Ralf Knickrehm (59) lebt seit 20 Jahren mit einer Spenderniere. Im Juli steigt der Duisburger Arzt wieder mit Schicksalsgenossen in den Sattel.
Nö, ist habe keinen Ausweis. Nicht etwa, dass ich die Herausgabe meiner Organe im Falle meines Todes prinzipiell verweigere, es ist eher so eine Mischung aus Wurschtigkeit und Unbehagen, letzteres wird eindeutig gespeist aus dem fatalen Hang, gelegentlich den Gedanken die Zügel frei zu geben und sie im gestreckten Galopp davonjagen zu lassen. Und schon läuft auf meinem Privatsender folgender kleiner Horror-Film: Ich liege in der Klinik, angeschlagen, aber noch bei Sinnen, die Schwester hat beim Verlassen des Zimmers die Tür nicht zugezogen, so gelingt es mir leicht, folgendes Gespräch zweier Ärzte zu erhaschen.
Arzt A: „Der Patient auf Zimmer P 1 braucht jetzt doch dringend eine neue Leber, er will dafür auch prima bezahlen.“ Arzt B: „Die Zentrale hat keine Leber im Register.“ Arzt A: „Hier vorne im Zimmer liegt doch der langhaarige Oppa.“ Arzt B. (gespielt entrüstet): „Aber der lebt doch noch.“ Arzt A: „Das wollen wir doch mal sehen.“ Dann schreck ich immer hoch...
Ralf Knickrehm lächelt freundlich über meine panische Phantasie, setzt ihr aber gleich den Ernst, den das Thema verdient, und seine Biografie entgegen. „Deutschland liegt bei Transplantationen auf dem letzten Platz. Das darf nicht sein. Klar, ich weiß, dass Menschen solche Sorgen haben. Es sind ja auch wenig hilfreiche Dinge vorgefallen.
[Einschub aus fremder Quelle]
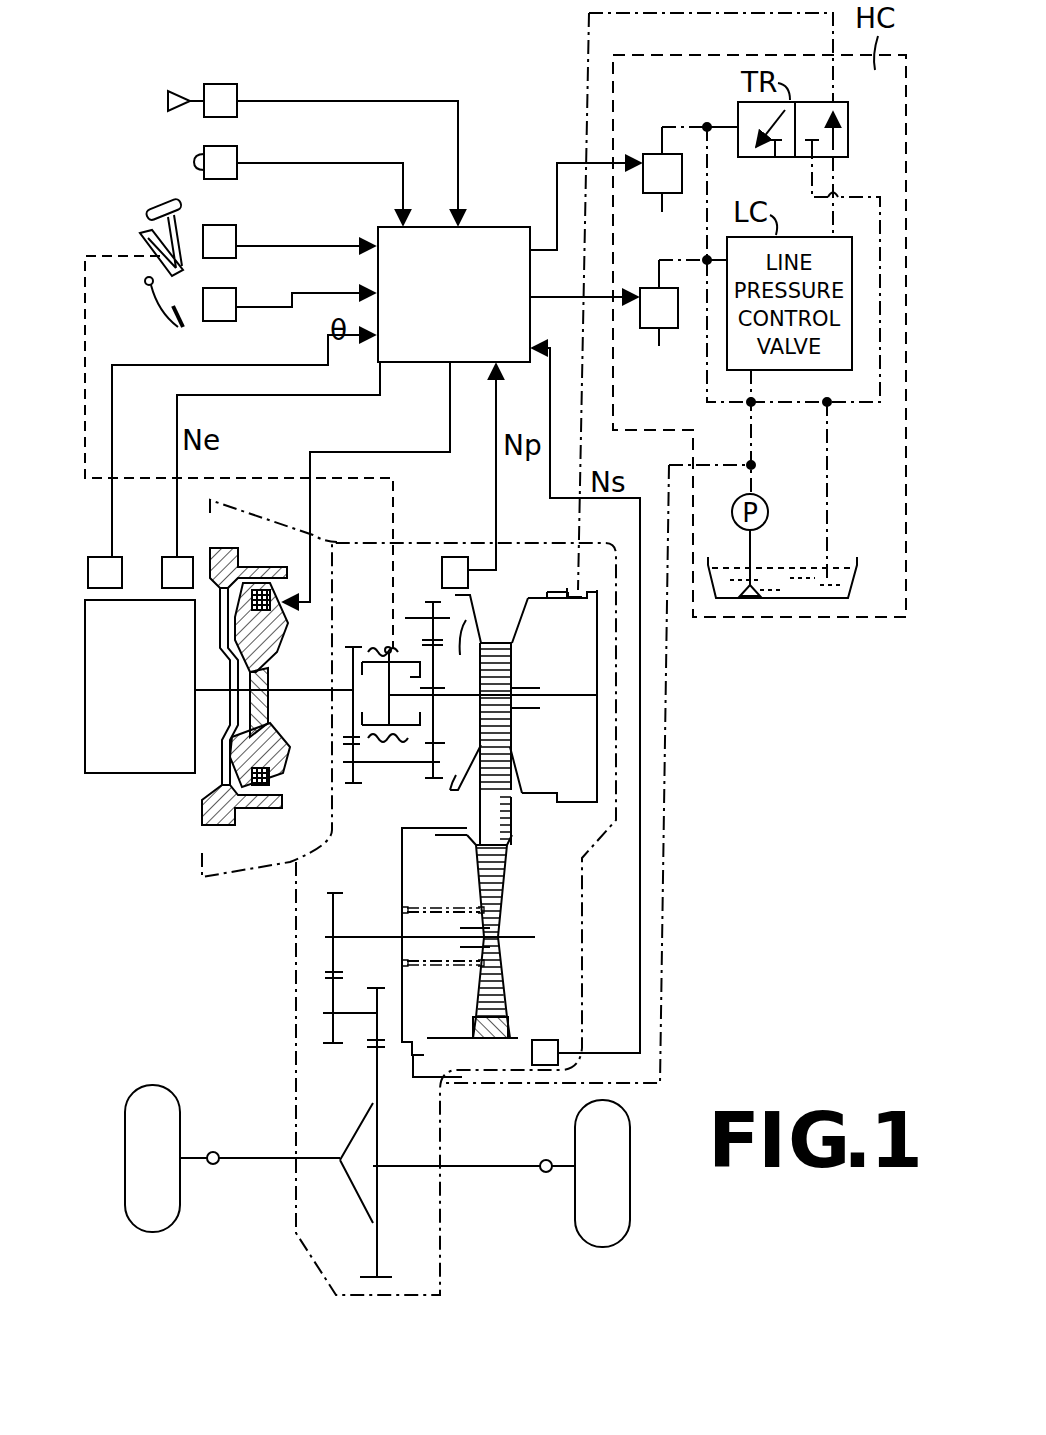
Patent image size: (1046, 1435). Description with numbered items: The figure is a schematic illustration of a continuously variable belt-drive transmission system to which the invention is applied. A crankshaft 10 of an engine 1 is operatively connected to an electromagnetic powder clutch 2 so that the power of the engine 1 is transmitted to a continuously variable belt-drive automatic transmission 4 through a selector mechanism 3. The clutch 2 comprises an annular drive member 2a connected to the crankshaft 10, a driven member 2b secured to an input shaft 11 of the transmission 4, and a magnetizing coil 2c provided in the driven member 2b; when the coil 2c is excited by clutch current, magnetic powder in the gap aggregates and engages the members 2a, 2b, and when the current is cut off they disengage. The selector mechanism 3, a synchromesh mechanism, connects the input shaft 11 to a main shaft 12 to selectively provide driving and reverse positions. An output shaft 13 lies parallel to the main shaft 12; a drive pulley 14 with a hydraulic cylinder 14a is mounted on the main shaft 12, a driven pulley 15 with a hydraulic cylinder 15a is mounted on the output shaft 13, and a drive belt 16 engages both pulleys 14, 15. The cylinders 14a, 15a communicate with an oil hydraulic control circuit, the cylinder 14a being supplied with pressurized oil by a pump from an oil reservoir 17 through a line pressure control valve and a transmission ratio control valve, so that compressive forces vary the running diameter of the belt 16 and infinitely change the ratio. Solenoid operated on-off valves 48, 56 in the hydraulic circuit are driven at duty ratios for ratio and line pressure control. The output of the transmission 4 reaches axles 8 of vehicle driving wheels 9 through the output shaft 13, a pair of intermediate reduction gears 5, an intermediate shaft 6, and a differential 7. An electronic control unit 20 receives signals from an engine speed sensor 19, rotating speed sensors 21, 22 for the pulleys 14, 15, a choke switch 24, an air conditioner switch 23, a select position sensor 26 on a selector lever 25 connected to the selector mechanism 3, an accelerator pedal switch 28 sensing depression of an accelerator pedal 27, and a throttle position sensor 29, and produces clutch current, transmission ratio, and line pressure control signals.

The engine 1 is at (125, 785).
The electromagnetic powder clutch 2 is at (241, 675).
The annular drive member 2a is at (205, 565).
The driven member 2b is at (275, 632).
The magnetizing coil 2c is at (272, 575).
The selector mechanism 3 is at (374, 642).
The continuously variable belt-drive automatic transmission 4 is at (505, 618).
The intermediate reduction gears 5 is at (345, 895).
The intermediate shaft 6 is at (360, 1010).
The differential 7 is at (355, 1150).
The axles 8 is at (262, 1160).
The vehicle driving wheels 9 is at (170, 1205).
The crankshaft 10 is at (200, 698).
The input shaft 11 is at (308, 698).
The main shaft 12 is at (463, 700).
The output shaft 13 is at (357, 935).
The drive pulley 14 is at (460, 692).
The hydraulic cylinder 14a is at (570, 760).
The driven pulley 15 is at (513, 832).
The hydraulic cylinder 15a is at (425, 850).
The drive belt 16 is at (478, 810).
The oil reservoir 17 is at (860, 575).
The engine speed sensor 19 is at (160, 556).
The electronic control unit 20 is at (508, 228).
The rotating speed sensor 21 is at (440, 580).
The rotating speed sensor 22 is at (550, 1040).
The air conditioner switch 23 is at (240, 160).
The choke switch 24 is at (240, 95).
The selector lever 25 is at (157, 205).
The select position sensor 26 is at (240, 240).
The accelerator pedal 27 is at (162, 313).
The accelerator pedal switch 28 is at (240, 305).
The throttle position sensor 29 is at (95, 555).
The solenoid operated on-off valve 48 is at (650, 152).
The solenoid operated on-off valve 56 is at (648, 285).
Alles abgeblasen, abends wurde operiert
Und in der Welt, in der wir leben, gibt es keine absolute Gerechtigkeit und keine 100-prozentige Sicherheit. Aber... Am einfachsten versteht man es doch, wenn man sich die Frage stellt: Was wäre wenn..? Wenn ich selbst davon betroffen wäre?“
E r kennt die Antwort. „Ich war 18, Torwart beim Fußball, Ellbogen-Check, Blut im Urin. Bei der Untersuchung kam es dann zur Diagnose: Zystenniere, eine erbliche Erkrankung.“ Er wusste sofort, was das bedeutet, seine Mutter ging damals bereits zur Dialyse.
Die ersten Jahre waren noch beherrschbar, Ralf wurde Arzt, heiratete, zwei Töchter. Aber mit Ende 30 wird es schwierig. Dialysepflicht. „Ich habe mich dann vorsorglich auf eine Transplantationsliste setzen lassen. Damals lag die Wartezeit bei fünf bis sechs Jahren, heute übrigens bei zehn, ich hatte Glück, schon nach einem Jahr kam der Anruf, ich wollte gerade mit Kindern und Schwiegervater zum Camping fahren. Alles abgeblasen, abends wurde ich operiert.“ Der verunglückte Spender hatte dieselbe, eher seltene Blutgruppe wie er. Glück eben.
Er ist dankbar und will das zeigen
Es läuft zunächst aber nicht gut. Erst nach bangen Wochen übernimmt die Neue den Dienst. Arbeitet jetzt aber brav seit 20 Jahren. Wiedergewonnene Lebenqualität. Er ist dankbar und will das zeigen. Deshalb gibt’s auch wieder die Radtour, rund 30 Transplantierte sind im Sattel, in diesem Juli vor allem an Rhein und Ruhr, Duisburg, Essen.
Unterwegs verteilen sie Flyer zur Organspende, fahren Kliniken an. „Um den Ärzten, den Pflegern, allen dort einfach mal Danke zu sagen. Es gibt uns noch.“ (transdiaev.de)
Tja, sagen wir es mal so: Ralf kann zum Thema Organspende die deutlich weiterführende Geschichte erzählen. Wo gibt es denn diese Ausweise? „Hab ich hier.“ Praktisch, einen für mich bitte.